I was assuming that the user program would check the kprobe argument, and if it allowed isra, it would attach the same bpf program or give an error. I don't know in detail how to check the signature of kprobe, but depending on your environment, you can check it in /sys/kernel/debug/tracing/events/kprobe, right?

/sys/kernel/debug/tracing/events/kprobe is not enough. it just gives you attachment (func_name + optional offset).

Wouldn't the user need to check the source code of the tool to make sure that the signature of kprobe is the same as the original case? I think that would be a bit tricky.

This is the tricky part. The isra may have a different signature than the original function. Just looking at the source code may not be enough. It many cases, you may need to look at compiler transformation details or final assembly code to see what kinds of changes in signature or there is no signature at all.

For each specific tool, we could do analysis for any specific function and use isra properly as in general there won't be a lot of wiggle room of isra optimization for a particular function.

I think llvm can help here.
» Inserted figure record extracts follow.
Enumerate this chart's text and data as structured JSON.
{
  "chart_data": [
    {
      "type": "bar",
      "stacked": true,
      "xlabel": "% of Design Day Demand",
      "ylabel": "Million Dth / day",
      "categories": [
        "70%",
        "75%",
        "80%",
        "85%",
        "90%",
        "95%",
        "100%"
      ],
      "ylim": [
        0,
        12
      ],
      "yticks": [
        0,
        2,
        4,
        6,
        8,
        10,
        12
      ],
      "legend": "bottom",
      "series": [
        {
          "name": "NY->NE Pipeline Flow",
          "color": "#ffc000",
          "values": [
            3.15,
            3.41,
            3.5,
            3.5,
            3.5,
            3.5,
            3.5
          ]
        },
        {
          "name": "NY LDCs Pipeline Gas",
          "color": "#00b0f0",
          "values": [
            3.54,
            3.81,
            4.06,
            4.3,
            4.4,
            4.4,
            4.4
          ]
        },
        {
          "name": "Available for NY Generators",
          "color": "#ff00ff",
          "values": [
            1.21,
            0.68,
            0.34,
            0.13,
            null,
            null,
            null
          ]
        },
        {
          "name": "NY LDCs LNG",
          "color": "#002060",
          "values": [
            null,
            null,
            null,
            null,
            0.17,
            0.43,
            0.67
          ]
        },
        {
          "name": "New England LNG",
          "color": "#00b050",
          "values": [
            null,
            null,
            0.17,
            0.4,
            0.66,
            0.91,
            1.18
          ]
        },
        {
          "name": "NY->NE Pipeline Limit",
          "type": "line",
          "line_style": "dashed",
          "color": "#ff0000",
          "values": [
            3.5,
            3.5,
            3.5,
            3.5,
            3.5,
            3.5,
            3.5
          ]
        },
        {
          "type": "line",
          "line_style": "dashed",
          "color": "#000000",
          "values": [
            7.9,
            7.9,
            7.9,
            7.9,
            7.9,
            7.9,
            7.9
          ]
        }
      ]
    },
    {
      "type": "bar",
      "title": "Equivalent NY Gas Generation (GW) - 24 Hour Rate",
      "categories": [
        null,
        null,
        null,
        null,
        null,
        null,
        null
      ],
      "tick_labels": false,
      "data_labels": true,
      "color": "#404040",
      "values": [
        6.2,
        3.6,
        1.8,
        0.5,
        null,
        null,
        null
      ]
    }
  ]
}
Currently I am working on adding btf_tag support in llvm (https://reviews.llvm.org/D106614). The full support (IR/dwarf/BPF changes) is not merged yet. But for isra function, we could add a btf_tag, e.g., for function "foo", suppose we have a foo.isra, we can have a btf_tag like btf_tag for function "foo", value "foo.isra arg1 arg2 ..." The details need to be designed but you see the idea, we try to encode foo.isra signature to vmlinux.BTF. So if users want to track all instances of "foo" or "foo.isra". They have both function signatures in vmlinux.BTF.

masibw commented 3 years ago

/sys/kernel/debug/tracing/events/kprobe is not enough. it just gives you attachment (func_name + optional offset).

/sys/kernel/debug/tracing/events/kprobe is not enough. it just gives you attachment (func_name + optional offset).

This is the tricky part. The isra may have a different signature than the original function. Just looking at the source code may not be enough. It many cases, you may need to look at compiler transformation details or final assembly code to see what kinds of changes in signature or there is no signature at all.

I'm not familiar with llvm, but it looks good. Until that feature is advanced, will it be difficult for bcc to support isra? --allow-isra is a nice addition, but I don't think it will be used much in practice.

yonghong-song commented 3 years ago

Agree. --allow-isra is hard to use as the user may have a hard time to check whether isra version has the same signature as the original one. So let us wait for llvm support then.

masibw commented 3 years ago

So let us wait for llvm support then.

Yes, thank you for your detailed explanation.